The Shallow End of Languages

Learning a foreign language for the first time? Start with Esperanto:

The results of these studies … demonstrated that studying Esperanto before another foreign language expedites the acquisition of the other, natural, language. This appears to be because learning subsequent foreign languages is easier than learning one’s first foreign language, whereas the use of a grammatically simple and culturally flexible auxiliary language like Esperanto lessens the first-language learning hurdle. In one study, a group of European secondary school students studied Esperanto for one year, then French for three years, and ended up with a significantly better command of French than a control group, who studied French for all four years.

I’m not sure we can extrapolate these findings cleanly to the learning of programming languages. Sure, learners of a new language encounter syntax issues, and there are some languages with simpler syntax than others. But are syntax issues the primary obstacle for those learning to program? If the bigger obstacles are algorithmic, the choice of a first language becomes less important.

Also, speaking and programming are very different activities. Could one year of Python and three years of Java produce a better Java programmer than one who used Java for four years?


  1. SkySchermer says:


    If I were shooting from the hip, I would think that learning Esperanto before French would better enable one to see where the language structure intersects. That is, what parts of learning a language are really fundamental rather than specific to a given language. If you were just learning French and someone gave you a grammar rule, it would be harder to know if the rule was some specific, arbitrary thing as opposed to an intuitive ‘natural’ extension of building a language. What the two languages have in common is more likely to be fundamental to building a language, and that is the only thing that would be reinforced by learning both languages. (Apart from the meta-data that is associated with the learning environment.)
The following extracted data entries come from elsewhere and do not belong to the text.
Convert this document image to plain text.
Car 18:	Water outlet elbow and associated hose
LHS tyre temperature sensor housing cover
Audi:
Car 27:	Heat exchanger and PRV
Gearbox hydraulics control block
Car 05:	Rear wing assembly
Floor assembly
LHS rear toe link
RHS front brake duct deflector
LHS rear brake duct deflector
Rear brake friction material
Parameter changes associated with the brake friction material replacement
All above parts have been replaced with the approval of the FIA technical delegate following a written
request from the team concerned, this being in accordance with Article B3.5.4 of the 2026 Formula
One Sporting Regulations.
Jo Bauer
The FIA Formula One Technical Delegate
    You’d expect to get the same thing with programming, even though programming is a different kind of thinking. We don’t build programming languages by starting with monstrously complex things and trimming them down, we start with small ideas and build up. Thus, where languages share common features, those features are more likely to be obvious or intuitive methodologies for constructing the languages, and a bigger part of the core of what problems the language structure is designed to solve.

    1. Chris Johnson says:

      Sky, I like this idea. I think you’re saying that in learning a second language, we actually notice syntactic patterns. With the first language, we learn entire expressions more than generative rules. If this is the case, sampling another programming language would make us more fluent.

  2. Perhaps is a first language gets out of the way sooner, students get to spend more of their time learning to decompose problems and compose algorithms. But I think the first language should have enough “stuff” help students learn some important ideas early.